Previous generations of SEWIP systems have been in use on the Arleigh Burke class since it first entered the fleet three decades ago. Prior to this latest upgrade, the USS Pinckney also featured this earlier SEWIP equipment, distinguished by smaller enclosures mounted on external platforms on either side of the main superstructure below the bridge wings. This is standard across the class, with different SEWIP configurations existing on various ships, but all pale in comparison to SEWIP Block III.
With SEWIP Block III, the same area of the superstructure is now enclosed, with a blended-in appearance that makes the ship look especially ‘top-heavy,’ with the new structure extending all the way down to the gunwale — the upper edge of the hull.

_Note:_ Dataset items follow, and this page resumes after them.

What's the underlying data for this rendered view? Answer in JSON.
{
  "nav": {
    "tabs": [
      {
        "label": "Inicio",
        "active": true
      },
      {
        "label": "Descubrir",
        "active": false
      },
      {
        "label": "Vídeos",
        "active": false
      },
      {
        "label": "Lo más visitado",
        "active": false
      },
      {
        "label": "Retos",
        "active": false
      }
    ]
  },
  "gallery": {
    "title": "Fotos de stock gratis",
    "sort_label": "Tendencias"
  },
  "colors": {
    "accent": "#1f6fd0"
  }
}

Not to forget, however, that behind the major cosmetic changes is a big advance in the capabilities of the Arleigh Burke class, based around active electronically scanned array (AESA) technology. To summarize, the new configuration combined the advanced passive detection capabilities that were already provided by earlier SEWIP iterations with an enhanced ability to make active electronic attacks — using powerful, and highly precise bursts of radio-frequency energy. This can also be brought to bear against multiple targets at once, especially important as concerns grow about massed maritime attacks by different vectors.
Beyond that electronic warfare functionality, SEWIP Block III can also be used for extreme situational awareness of everything going on in RF spectrum in the region around the ship. Its AESA technology also give it true multi-role capabilities. It can be used for long-range, high-bandwidth communications and even as a radar itself.

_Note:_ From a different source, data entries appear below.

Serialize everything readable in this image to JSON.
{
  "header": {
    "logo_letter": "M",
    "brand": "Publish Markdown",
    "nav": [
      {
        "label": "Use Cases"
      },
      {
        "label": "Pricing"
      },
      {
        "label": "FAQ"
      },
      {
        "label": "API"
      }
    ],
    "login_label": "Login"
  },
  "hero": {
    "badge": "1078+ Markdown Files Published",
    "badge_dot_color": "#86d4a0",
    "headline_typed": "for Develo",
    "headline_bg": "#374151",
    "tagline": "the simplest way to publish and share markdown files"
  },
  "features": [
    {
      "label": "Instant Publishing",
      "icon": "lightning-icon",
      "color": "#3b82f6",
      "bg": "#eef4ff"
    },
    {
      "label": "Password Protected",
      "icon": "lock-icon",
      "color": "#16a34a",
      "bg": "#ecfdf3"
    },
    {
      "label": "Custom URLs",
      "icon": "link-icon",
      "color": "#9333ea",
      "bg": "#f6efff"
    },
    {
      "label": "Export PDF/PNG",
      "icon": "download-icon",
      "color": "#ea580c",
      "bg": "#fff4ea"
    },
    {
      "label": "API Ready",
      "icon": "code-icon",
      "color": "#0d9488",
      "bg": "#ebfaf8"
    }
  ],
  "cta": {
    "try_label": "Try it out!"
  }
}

It is also designed to be able to be upgraded for decades to come, which helps explain the very obvious increase in terms of internal space that the modification brings.
For the Navy, the SEWIP Block III upgrade arrives at a time in which electronic warfare, in general, is in the ascendant, with the Arleigh Burke hulls, in particular, adding various new items of equipment.

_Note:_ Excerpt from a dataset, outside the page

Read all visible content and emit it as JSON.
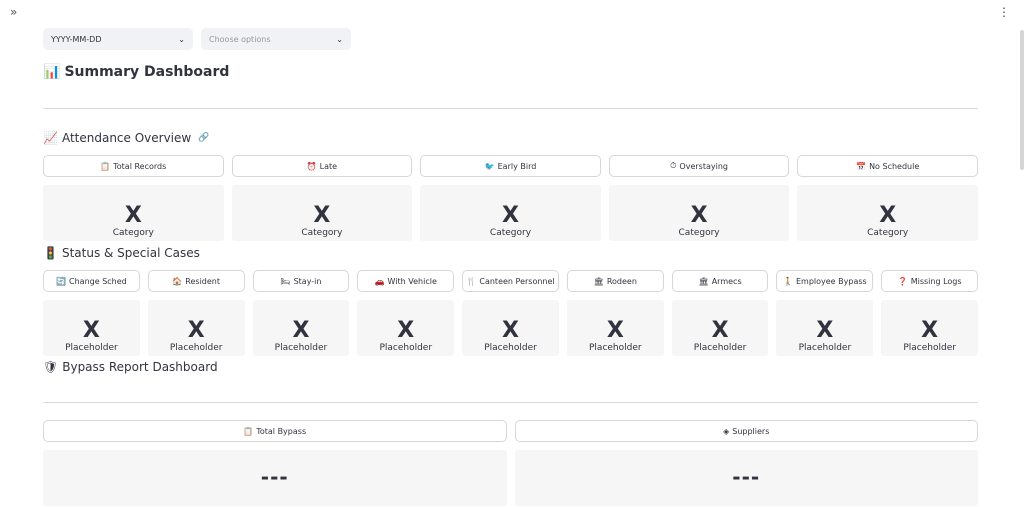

The need for warships able to offer electronic attack and other functions is driven, to a significant degree, by the rapid proliferation of ever more advanced anti-ship cruise and ballistic missiles, not to mention drones that might attack from the air, in the water, or from below it, and potentially do so in great numbers. While these kinds of weapons were once the preserve of well-funded and well-established militaries, they can increasingly be found in the hands of even non-state entities, not to mention smaller armed forces.
Then there is the threat of hostile actors with their own electronic warfare capabilities, which are fast catching up with those of the U.S. military, especially as regards near-peer adversaries like China and Russia.
As we have discussed in the past, SEWIP Block III or technologies spun off from it, could also end up on other vessels, too. There is already work being done on smaller ‘lite’ versions of the same equipment, which would be suitable for hulls without the space and power advantages offered by the Arleigh Burkes.
As of early this year, the Navy said it planned to outfit 20 Flight IIA Arleigh Burke class destroyers with SEWIP Block III.
The same warships are expected to add other advanced equipment as well, including new AN/SPY-6(V)4 radars, which you can read more about here.
There is also the question of how the latest Flight III Arleigh Burkes will be affected by the introduction of SEWIP Block III. USS Jack H. Lucas, the first example of the subclass, has prominent fixed-face arrays for its powerful AN/SPY-6(V)1 radar installed on its main superstructure, but no SEWIP Block III. It could add it in due course, or perhaps a variant of it.
Overall, the new look totally transforms the original Arleigh Burke’s famously attractive form, with the latest photos of the USS Pinckney making it very obvious that the vessel has SEWIP Block III installed.
While the revised appearance will almost certainly attract more humorous nicknames and memes, the capabilities that it brings to the Navy are obviously very attractive indeed.